Reynolds’ destiny seems to have been written out of both literature and history.  The deeper I get into his study the more convinced I am that he was much more influential in promoting his agenda than he has been accredited for even by his literary admirers.  His entire political agenda was effected by the time he died.  The Chartist program which I am sure he must have had a hand in forming and which in his utopianism he thought was going to produce the perfect world had been realized.

  Disraeli seemed aware, as he was promoting the change was able to transition from one period to the other with some success.  Ewart in his political biography quotes from a Disraeli speech: Division II, p.423:


But I think that the reform of the House of Commons in 1832 greatly added to the energy and public spirit in which we had then become somewhat deficient.

But, sir, it must be remembered that the labours of the statesmen who took part in the transactions of 1832 were eminently experimental.  In many respects they had to treat their subject empirically, and it is not to be wondered at if in the course of time it was found that some errors were committed in that settlement; and if, as time rolled on, some, if not many deficiencies, were discovered.   I beg the House to consider well those effects of time, and what has been the character of the twenty-five years that have elapsed since 1832.  They form no ordinary period.  In a progressive country and a progressive age, progress has been not only rapid, but perhaps precipitate.  There is no instance in the history of Europe of such an increase of population as has taken place in this country during this period.  There is no example in the history of Europe or of America, of a creation and accumulation of capital so vast as has occurred in this country in those twenty-five years.  And I believe the general diffusion of intelligence has kept pace with that increase of population and wealth.  In that period you have brought science to bear on social life in a manner no philosopher in his dreams could ever have anticipated; in that space of time you have, in a manner, annihilated both time and space.  The influence of the discovery of printing is really only beginning to work on the multitude.  It is, therefore, not surprising that in a measure passed twenty-five years ago, in a spirit necessarily experimental, however distinguished were its authors, and however remarkable their ability, some omissions have been found that ought to be supplied, and some defects that ought to be remedied.  In such a state of things a question in England becomes what is called a public question.


Disraeli seems to handle space and time well is that excerpt.  Satisfied me anyway.

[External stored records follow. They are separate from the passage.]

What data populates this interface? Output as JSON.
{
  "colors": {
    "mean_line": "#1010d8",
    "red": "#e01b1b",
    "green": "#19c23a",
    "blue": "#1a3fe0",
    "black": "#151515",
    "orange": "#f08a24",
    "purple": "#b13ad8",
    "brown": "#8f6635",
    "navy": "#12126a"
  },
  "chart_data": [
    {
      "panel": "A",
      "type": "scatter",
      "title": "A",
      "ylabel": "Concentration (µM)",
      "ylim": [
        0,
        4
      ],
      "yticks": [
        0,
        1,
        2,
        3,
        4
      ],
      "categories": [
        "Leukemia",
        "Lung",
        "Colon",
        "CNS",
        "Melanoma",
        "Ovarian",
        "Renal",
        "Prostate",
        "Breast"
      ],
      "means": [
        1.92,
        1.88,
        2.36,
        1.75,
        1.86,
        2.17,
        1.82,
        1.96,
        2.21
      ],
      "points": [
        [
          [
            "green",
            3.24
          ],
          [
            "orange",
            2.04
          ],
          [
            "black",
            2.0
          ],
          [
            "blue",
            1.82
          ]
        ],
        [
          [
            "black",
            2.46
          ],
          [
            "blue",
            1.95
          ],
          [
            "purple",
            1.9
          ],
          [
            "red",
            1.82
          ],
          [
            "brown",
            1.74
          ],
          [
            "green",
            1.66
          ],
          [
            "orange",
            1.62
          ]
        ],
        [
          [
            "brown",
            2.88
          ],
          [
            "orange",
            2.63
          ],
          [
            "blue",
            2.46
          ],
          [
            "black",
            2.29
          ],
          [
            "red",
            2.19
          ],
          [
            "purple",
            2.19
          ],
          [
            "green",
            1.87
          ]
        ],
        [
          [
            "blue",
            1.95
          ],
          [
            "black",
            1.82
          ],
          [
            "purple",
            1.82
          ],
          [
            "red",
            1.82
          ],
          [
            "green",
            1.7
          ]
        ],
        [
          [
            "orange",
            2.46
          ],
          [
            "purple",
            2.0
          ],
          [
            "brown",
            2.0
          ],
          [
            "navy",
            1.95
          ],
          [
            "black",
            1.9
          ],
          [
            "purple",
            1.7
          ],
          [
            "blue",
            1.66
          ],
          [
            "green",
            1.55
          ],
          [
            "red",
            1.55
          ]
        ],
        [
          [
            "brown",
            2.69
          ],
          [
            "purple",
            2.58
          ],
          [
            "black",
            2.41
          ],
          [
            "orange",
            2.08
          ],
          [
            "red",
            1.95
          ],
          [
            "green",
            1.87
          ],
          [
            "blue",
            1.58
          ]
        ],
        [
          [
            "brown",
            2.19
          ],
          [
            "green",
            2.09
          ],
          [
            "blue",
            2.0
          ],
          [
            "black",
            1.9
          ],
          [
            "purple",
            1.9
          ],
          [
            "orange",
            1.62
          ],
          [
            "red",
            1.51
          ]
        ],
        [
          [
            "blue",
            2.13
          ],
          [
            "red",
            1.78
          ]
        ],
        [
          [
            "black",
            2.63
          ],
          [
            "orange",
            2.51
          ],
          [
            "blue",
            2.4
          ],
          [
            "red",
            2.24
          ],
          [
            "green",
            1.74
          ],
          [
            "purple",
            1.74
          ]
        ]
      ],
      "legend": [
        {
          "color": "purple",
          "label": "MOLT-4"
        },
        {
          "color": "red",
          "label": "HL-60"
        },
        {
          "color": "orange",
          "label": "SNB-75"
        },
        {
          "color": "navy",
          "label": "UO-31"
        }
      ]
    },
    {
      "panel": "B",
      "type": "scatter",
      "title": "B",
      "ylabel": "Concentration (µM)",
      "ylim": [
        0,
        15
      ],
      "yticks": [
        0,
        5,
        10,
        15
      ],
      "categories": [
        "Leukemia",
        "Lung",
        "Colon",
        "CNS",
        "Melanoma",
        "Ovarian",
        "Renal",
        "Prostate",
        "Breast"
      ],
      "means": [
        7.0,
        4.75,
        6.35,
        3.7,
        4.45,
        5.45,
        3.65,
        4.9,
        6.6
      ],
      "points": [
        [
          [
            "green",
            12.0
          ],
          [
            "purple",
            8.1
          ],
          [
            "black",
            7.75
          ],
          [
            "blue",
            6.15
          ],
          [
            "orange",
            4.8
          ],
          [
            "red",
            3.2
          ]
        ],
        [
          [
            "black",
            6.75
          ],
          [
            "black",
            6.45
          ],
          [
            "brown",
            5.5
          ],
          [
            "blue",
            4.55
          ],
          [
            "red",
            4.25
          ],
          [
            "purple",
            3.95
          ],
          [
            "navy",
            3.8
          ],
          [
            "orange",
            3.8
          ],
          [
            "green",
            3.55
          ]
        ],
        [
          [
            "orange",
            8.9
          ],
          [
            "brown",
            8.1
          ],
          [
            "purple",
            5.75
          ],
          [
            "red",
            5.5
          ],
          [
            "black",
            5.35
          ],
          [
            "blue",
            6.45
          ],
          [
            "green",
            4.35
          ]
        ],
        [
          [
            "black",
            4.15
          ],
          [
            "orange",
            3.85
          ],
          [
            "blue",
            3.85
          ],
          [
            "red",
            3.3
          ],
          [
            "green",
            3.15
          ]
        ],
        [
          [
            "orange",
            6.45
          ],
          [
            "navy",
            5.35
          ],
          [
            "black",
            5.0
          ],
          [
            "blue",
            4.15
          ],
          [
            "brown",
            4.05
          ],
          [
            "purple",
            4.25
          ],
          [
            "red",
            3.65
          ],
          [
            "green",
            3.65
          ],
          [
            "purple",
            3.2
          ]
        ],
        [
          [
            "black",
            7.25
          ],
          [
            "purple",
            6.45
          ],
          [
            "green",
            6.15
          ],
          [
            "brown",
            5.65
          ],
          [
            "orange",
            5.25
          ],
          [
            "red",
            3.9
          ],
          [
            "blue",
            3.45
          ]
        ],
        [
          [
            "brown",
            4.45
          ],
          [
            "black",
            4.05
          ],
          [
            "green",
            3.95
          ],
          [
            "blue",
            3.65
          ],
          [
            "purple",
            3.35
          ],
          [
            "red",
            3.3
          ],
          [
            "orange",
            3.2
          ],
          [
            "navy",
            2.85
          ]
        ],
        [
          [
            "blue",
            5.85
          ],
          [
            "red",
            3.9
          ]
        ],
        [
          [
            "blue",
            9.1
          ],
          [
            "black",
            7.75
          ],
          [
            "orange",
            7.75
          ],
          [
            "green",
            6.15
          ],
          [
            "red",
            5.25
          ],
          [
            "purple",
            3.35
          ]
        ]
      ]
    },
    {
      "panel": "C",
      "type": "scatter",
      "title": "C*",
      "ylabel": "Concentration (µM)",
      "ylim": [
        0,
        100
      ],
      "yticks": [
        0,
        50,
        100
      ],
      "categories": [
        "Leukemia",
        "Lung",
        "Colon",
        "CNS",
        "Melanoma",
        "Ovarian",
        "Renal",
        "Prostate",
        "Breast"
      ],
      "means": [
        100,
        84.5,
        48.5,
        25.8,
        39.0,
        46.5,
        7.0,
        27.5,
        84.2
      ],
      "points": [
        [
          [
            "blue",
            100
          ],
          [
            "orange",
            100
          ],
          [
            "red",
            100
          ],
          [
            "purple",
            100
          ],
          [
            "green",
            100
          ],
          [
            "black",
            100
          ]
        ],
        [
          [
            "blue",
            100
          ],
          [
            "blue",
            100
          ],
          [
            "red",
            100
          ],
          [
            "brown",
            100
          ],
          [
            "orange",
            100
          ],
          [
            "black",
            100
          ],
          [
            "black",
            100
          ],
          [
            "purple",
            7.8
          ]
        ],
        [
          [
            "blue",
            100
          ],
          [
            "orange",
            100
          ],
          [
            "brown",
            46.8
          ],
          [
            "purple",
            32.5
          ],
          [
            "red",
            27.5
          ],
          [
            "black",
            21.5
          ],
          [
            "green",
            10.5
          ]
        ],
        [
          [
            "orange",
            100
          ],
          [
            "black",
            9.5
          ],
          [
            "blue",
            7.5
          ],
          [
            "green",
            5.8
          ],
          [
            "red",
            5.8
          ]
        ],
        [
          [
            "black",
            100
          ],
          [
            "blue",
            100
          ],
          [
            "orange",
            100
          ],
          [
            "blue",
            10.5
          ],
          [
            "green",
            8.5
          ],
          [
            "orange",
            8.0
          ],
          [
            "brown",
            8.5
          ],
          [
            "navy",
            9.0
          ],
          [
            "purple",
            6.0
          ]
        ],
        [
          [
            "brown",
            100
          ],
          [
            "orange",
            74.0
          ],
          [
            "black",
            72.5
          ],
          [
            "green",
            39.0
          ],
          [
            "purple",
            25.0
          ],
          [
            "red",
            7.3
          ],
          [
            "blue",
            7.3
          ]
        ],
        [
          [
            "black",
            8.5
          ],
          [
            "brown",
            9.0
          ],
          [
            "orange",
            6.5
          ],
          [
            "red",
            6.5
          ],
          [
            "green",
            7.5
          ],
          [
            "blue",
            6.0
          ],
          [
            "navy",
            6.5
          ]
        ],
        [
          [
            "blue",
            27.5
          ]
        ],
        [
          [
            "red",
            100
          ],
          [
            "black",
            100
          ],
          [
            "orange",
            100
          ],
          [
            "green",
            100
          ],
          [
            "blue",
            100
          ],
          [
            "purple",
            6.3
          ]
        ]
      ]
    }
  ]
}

 Reynolds on the other hand was fairly rooted in the departing era that he examined in great detail handling time and space well for the period 1826 to 1848 .  When the break point came in 1859-60 he knew he couldn’t adapt to the new era.  Gave it up, handed his pen and ink to the younger generation to drift off ostensibly to do newspaper work on his newspaper, involving himself in political affairs anywhere he was welcome, wandering in the wilderness for nearly twenty years, while the new generation of novelists such as Anthony Trollope took his place as political and social commentators.  His earthly travails ended at seventy-nine.  His time had been well spent.

Disraeli died a couple years later, if I’m not mistaken, a bitter vengeful old man nursing his delusions of being a ‘great man.’  Lionel Rothschild also died in 1980 thus topping off the period.